With the advent of the coronavirus, students, faculty, researchers, and staff across campuses have been challenged in countless ways to radically change how their work is done and help serve the greater good.


It's safe to say that Big Ten universities are big operations with an almost countless number of moving pieces.  With the advent of the coronavirus, students, faculty, researchers, and staff across campuses have been challenged in countless ways to radically change how their work is done and help serve the greater good. 

Even with the daily, often hourly, changes needed to rise to these challenges, colleagues across the Big Ten have not retreated to solely focusing on their home campuses, and have, instead, reached across their BTAA peer networks to increase engagement and collaborative efforts to serve their shared missions. image of video call

Along with having a trusted network of peers to share problems and solutions, Big Ten Academic Alliance stakeholders are working together to:

Continue the Signature Academic Leadership Program: ALP is an intensive experience that seeks to develop the leadership and managerial skills of faculty who have demonstrated exceptional ability and academic promise. Many of the program's over 1,400 Fellows have gone on to serve with distinction as college presidents, provosts, and deans.  With the cessation of in-person events due to the coronavirus, the Vice Provosts for Faculty Affairs and ALP staff collaborated to transition the program completely online for the upcoming year with a planned capstone in-person event in the summer of 2021.

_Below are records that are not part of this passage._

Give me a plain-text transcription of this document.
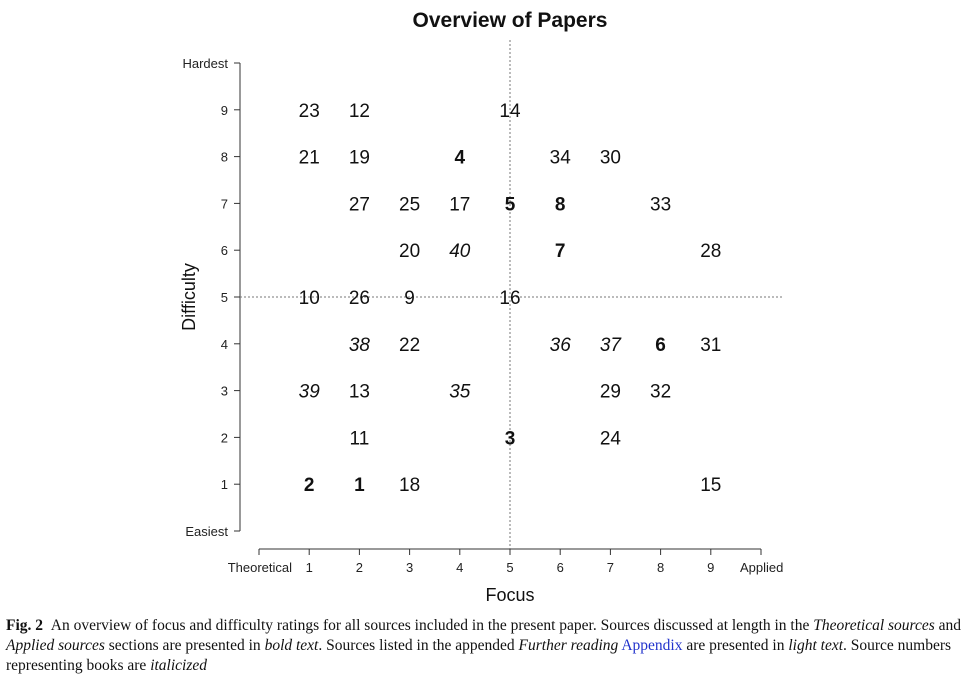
Overview of Papers
Theoretical 1	2	3	4	5	6	7	8	9 Applied
Easiest
1
2
3
4
5
6
7
8
9
Hardest
23 12	14
21 19	4	34 30
27 25 17 5 8	33
20 40	7	28
10 26 9	16
38 22	36 37 6 31
39 13	35	29 32
11	3	24
2 1 18	15
Focus
Difficulty
Fig. 2 An overview of focus and difficulty ratings for all sources included in the present paper. Sources discussed at length in the Theoretical sources and Applied sources sections are presented in bold text. Sources listed in the appended Further reading Appendix are presented in light text. Source numbers representing books are italicized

Re-Imagine an On-Campus Research Experience: The Summer Research Opportunities Program (SROP) and Graduate School Exploration Fellowship (GSEF) bring students from across the country to Big Ten universities to work along researchers and scholars to get a taste of what it's like to attend graduate school in a STEM field.  With the restrictions on travel and gatherings, these programs needed to pivot quickly to allow students to still engage with peer networks, researchers, and professional development opportunities.  Program leaders have leveraged their long-standing relationships and hit the ground running to provide participants with a full portfolio of content and connections.

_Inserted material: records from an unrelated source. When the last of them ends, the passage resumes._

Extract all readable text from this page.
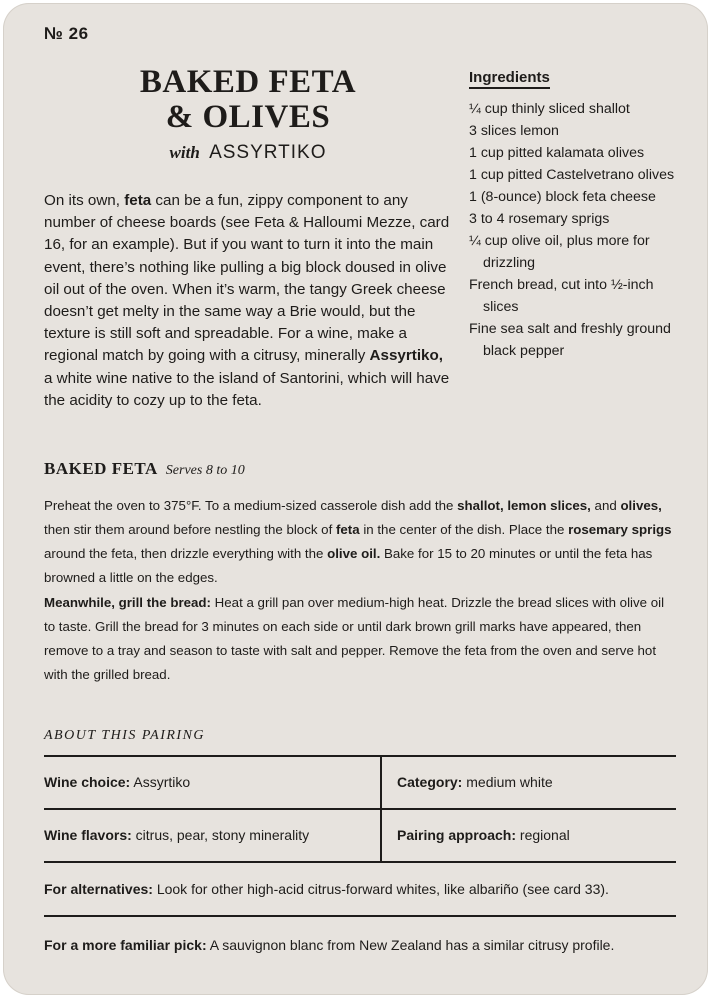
№ 26
BAKED FETA
& OLIVES
with ASSYRTIKO
On its own, feta can be a fun, zippy component to any number of cheese boards (see Feta & Halloumi Mezze, card 16, for an example). But if you want to turn it into the main event, there’s nothing like pulling a big block doused in olive oil out of the oven. When it’s warm, the tangy Greek cheese doesn’t get melty in the same way a Brie would, but the texture is still soft and spreadable. For a wine, make a regional match by going with a citrusy, minerally Assyrtiko, a white wine native to the island of Santorini, which will have the acidity to cozy up to the feta.
Ingredients
¼ cup thinly sliced shallot
3 slices lemon
1 cup pitted kalamata olives
1 cup pitted Castelvetrano olives
1 (8-ounce) block feta cheese
3 to 4 rosemary sprigs
¼ cup olive oil, plus more for drizzling
French bread, cut into ½-inch slices
Fine sea salt and freshly ground black pepper
BAKED FETA Serves 8 to 10
Preheat the oven to 375°F. To a medium-sized casserole dish add the shallot, lemon slices, and olives, then stir them around before nestling the block of feta in the center of the dish. Place the rosemary sprigs around the feta, then drizzle everything with the olive oil. Bake for 15 to 20 minutes or until the feta has browned a little on the edges.
Meanwhile, grill the bread: Heat a grill pan over medium-high heat. Drizzle the bread slices with olive oil to taste. Grill the bread for 3 minutes on each side or until dark brown grill marks have appeared, then remove to a tray and season to taste with salt and pepper. Remove the feta from the oven and serve hot with the grilled bread.
ABOUT THIS PAIRING
Wine choice: Assyrtiko	Category: medium white
Wine flavors: citrus, pear, stony minerality	Pairing approach: regional
For alternatives: Look for other high-acid citrus-forward whites, like albariño (see card 33).
For a more familiar pick: A sauvignon blanc from New Zealand has a similar citrusy profile.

Ensure Students Have Resources: With the bookstacks closed and staff working from their homes, the libraries of the Big Ten Academic Alliance had to adjust quickly to continue supporting students and scholars with little or no access to the libraries’ books and journals or to the high quality equipment that digitizing items would require.

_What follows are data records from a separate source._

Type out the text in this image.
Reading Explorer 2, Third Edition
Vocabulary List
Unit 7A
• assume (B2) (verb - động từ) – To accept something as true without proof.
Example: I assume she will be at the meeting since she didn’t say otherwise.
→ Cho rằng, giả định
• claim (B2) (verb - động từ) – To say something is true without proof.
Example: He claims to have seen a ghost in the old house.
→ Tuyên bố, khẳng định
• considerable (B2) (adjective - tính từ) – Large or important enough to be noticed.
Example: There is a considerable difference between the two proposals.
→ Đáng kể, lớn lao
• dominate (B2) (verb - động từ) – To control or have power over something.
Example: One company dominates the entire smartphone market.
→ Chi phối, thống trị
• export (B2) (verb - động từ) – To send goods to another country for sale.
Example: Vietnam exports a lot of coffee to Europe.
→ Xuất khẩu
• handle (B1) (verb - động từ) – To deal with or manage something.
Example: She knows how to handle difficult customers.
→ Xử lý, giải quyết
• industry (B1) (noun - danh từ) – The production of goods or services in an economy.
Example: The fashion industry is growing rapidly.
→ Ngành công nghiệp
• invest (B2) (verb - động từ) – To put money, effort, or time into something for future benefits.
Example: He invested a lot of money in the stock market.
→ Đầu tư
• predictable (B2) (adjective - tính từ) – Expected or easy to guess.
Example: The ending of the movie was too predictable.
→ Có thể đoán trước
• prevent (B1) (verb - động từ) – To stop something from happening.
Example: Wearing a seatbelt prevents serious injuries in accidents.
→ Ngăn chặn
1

To support distance learning, the libraries quickly shifted to finding alternate ways to serve and support their universities:
  • Many of the schools continued to keep a limited number of staff in the libraries to support essential services, enabling libraries in less heavily affected areas to help serve those in harder-hit cities through scan-and-deliver services.
  • Librarians quickly reassessed copyright restrictions and digital availability to make print items, like course reserves, legally available electronically.
  • With more than 40,000 items on loan between Big Ten Academic Alliance libraries and shipping suspended, libraries extended due dates and suspended collecting late fees to allow users to leave campus with the materials they needed still in hand.
  • Libraries reallocated funding to purchase access to more e-books and digital journals, and worked with publishers to gain temporary access to e-books when the library owned a print copy.
  • Big Ten librarians helped the HathiTrust Digital Library create the Emergency Temporary Access Service, making digital copies of physical books available when the print is inaccessible.
  • Archivists and digital preservation librarians began collecting and archiving institutions’ responses to the COVID-19 crisis, preserving digital graduation ceremonies, collecting oral histories, and documenting this historic event.
  • Preservation librarians across the nation tested and shared information on disinfectant and decontamination protocols for books, paper, and other library materials.
There are many more examples of sharing expertise about animal care, big data, and managing the return to on-campus research activities. Remarking on the importance of the BTAA network of peers, Michigan State's Associate Provost and Associate Vice President for Academic Human Resources, Theodore H. Curry II said, "The bi-weekly meetings of the VPFA group has been invaluable as we navigate through the challenges brought on by COVID-19.  Hearing what is happening at other campuses and having the opportunity to share what we are thinking and doing on a nearly real time basis has been tremendously important."